The people after the occurrence of the Big One had suddenly  become too pious that they'd built the civilization of today; however, some of those who have devoted themselves into their established religion rigorously have been devoured by too much desire, too much devotion that they'd become blinded of what's morally righteous and not, their organization have been taken advantage by demons, leading them into believing a falsified belief they'd thought that could save them, instead they were used in order to give birth to another type of evil that is now heavily influencing the mass. The one they thought was keen faith was a distorted fear that has now ripen into an occult of evilness.

It's only a myth but it's undeniable. The world is certainly a new version of hell itself, and humans, no matter what their nature is, they still are another version of demons that will do anything in order to save their own skin, and each one of them has the potential to unlock the beast hiding inside. Moreover, religion is not the actual basis of salvation. Religion is only a guiding light but it's not the road to heaven of some sort. It's only in the doing of an individual that they can be saved, it's up to someone whether to live his life in goodness or the opposite.

Mary walks slowly towards me, the once fearful expression living in her face is now replaced with indescribable sight of holiness and a highlight of sophisticated beauty that is filled with buoyancy. She looks like an angel, or rather a goddess and her eyes have become a pool of innocence as I realized.

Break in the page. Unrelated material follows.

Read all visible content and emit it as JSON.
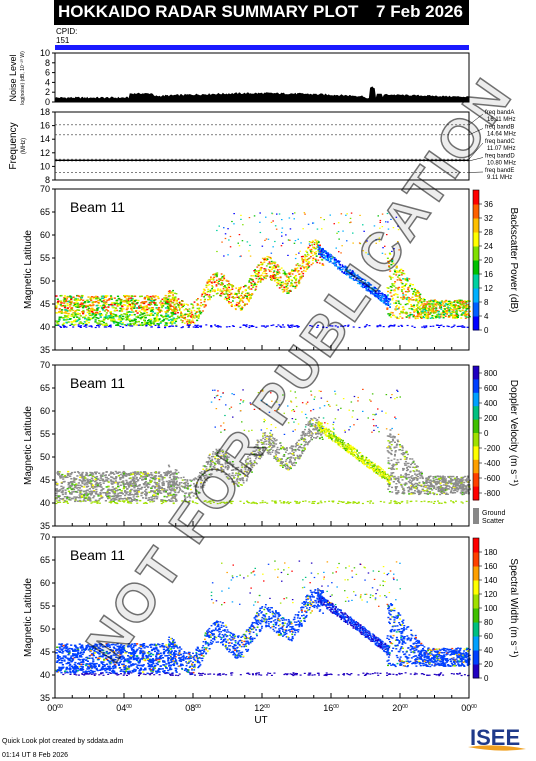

"You seem bothered Ezekiel," she uttered the words so softly as if her voice were a sound of a hundred angels singing harmoniously for an orchestra. But the fact that she knows my name is an odd and shocking phenomenon. "I am not," I replied as amicable as possible as it may sound, shrugging off the nonsense thought in the process. "No you are not," she urged, nearing me and reaching out her hand to touch my cheeks. Her hands were not as soft like Lucia's but they're much comforting. "What are you doing?" I asked her in an obvious liking. "You're in deep pain," she speaks. "You're," she pauses, her expression is contorting into that of a worried look.

What the? My feelings are suddenly twisting like they were revolting knots. The pit of my stomach does a series of back flips and flips. She looks into the deepest parts of my dark eyes as I stared  back into hers. Our stares are reciprocating and that's when the dark history of her past and mine twisted into an unreliable kaleidoscope. I'm starting to get dizzy as her dark history is dominating mine. I'm falling into the abyss of the sceneries that consist of parts that complete her life and her whole being.

The whole place was suddenly filled with the smell of burning incense. I see two young children kneeling in front of an altar in a shrine.

"Can we please not light incense and candles when we visit the temple again Big Sis? I don't like their smell." The boy around five years of age grumbled while kneeling beside his sister who is fully concentrated in her prayers.

"Big Sis, look!" The boy shouted in amazement. He was pointing his index finger at my direction.

Does he see me?

"Sis, he has wings. He's coming this way. He looks bad news."

Even here? Even in the recesses of her memories I'm called bad? A work of evil?